University of Massachusetts researcher Andrew Barto and former DeepMind research scientist Richard Sutton warned that AI companies are not thoroughly testing products before releasing them, likening the development to “building a bridge and testing it by having people use it,” according to The Financial Times

The Turing Award, often referred to as the “Nobel Prize of Computing,” carries a $1 million prize and was jointly awarded to Barto and Sutton for developing “reinforcement learning” — a machine learning method that trains AI systems to make optimized decisions through trial and error. Google’s senior vice president Jeff Dean describes the technique as “a lynchpin of progress in AI” and has remained “a central pillar of the AI boom” that led to breakthrough models like OpenAI’s ChatGPT and Google’s AlphaGo before that.

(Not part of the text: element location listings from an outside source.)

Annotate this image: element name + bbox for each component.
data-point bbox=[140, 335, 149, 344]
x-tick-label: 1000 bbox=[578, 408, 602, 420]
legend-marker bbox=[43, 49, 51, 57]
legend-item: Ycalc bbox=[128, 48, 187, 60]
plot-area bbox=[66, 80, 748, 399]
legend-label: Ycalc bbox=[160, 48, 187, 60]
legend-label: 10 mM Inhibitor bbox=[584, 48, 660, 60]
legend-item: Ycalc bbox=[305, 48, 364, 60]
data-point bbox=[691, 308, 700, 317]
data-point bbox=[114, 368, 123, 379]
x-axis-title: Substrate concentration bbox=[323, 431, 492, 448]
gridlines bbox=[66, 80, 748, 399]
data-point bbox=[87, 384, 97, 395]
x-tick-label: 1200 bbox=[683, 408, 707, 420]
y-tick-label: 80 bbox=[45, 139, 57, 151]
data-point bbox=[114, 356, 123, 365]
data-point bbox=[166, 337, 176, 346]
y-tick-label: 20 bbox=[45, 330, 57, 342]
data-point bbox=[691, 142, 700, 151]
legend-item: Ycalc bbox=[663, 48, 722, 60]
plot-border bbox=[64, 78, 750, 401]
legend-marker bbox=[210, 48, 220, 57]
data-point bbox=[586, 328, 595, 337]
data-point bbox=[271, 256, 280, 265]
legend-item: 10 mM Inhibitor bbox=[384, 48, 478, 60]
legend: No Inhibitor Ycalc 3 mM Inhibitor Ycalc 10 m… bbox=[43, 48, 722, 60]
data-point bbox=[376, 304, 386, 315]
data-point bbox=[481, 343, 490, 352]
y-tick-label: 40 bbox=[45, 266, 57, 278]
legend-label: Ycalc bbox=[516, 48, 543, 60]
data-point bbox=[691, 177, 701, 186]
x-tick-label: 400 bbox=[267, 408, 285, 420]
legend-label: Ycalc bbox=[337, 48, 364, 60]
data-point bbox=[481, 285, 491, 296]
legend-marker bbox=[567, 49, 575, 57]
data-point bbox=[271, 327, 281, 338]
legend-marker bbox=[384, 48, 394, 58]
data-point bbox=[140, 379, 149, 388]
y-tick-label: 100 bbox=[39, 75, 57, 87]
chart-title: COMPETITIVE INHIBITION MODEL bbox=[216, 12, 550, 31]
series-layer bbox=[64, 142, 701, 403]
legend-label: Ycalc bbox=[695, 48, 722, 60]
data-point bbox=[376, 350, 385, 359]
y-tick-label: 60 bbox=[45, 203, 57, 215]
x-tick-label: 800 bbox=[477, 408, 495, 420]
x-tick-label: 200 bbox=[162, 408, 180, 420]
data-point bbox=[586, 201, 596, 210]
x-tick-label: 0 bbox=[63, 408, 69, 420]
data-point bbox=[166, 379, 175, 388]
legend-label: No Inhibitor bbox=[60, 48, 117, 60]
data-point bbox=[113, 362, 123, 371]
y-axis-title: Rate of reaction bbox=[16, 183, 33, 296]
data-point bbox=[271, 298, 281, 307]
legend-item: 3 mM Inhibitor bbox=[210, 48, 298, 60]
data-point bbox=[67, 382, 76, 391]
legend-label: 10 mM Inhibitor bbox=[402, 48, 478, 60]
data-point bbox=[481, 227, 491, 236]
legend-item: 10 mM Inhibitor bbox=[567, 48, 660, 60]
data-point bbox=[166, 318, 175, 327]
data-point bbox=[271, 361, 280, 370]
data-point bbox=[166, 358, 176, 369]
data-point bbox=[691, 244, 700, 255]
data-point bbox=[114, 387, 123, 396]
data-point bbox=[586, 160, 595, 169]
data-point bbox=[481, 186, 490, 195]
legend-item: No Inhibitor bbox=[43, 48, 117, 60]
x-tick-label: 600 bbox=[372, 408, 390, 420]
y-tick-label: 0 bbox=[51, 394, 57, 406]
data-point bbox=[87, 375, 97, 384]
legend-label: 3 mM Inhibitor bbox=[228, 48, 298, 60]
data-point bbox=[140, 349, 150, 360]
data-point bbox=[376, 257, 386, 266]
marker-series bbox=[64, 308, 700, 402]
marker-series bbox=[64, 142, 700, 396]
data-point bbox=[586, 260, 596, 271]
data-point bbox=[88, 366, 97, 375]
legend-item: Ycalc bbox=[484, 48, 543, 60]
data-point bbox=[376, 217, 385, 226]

“Releasing software to millions of people without safeguards is not good engineering practice,” Barto told The Financial Times. “Engineering practice has evolved to try to mitigate the negative consequences of technology, and I don’t see that being practised by the companies that are developing.”

Unsafe AI development has been notably criticized by Yoshua Bengio and Geoffrey Hinton — two of the “godfathers of AI” who are also previous Turing Award recipients. A statement was also issued by a group of top AI researchers, engineers, and CEOs in 2023, including OpenAI CEO Sam Altman, warning that “mitigating the risk of extinction from AI should be a global priority.”

Barto called out AI companies for being “motivated by business incentives” instead of focusing on advancing AI research. OpenAI, which has made repeated promises to improve AI safety and briefly ousted Altman, in part, for “over commercializing advances before understanding the consequences,” announced plans in December to transform itself into a for-profit company.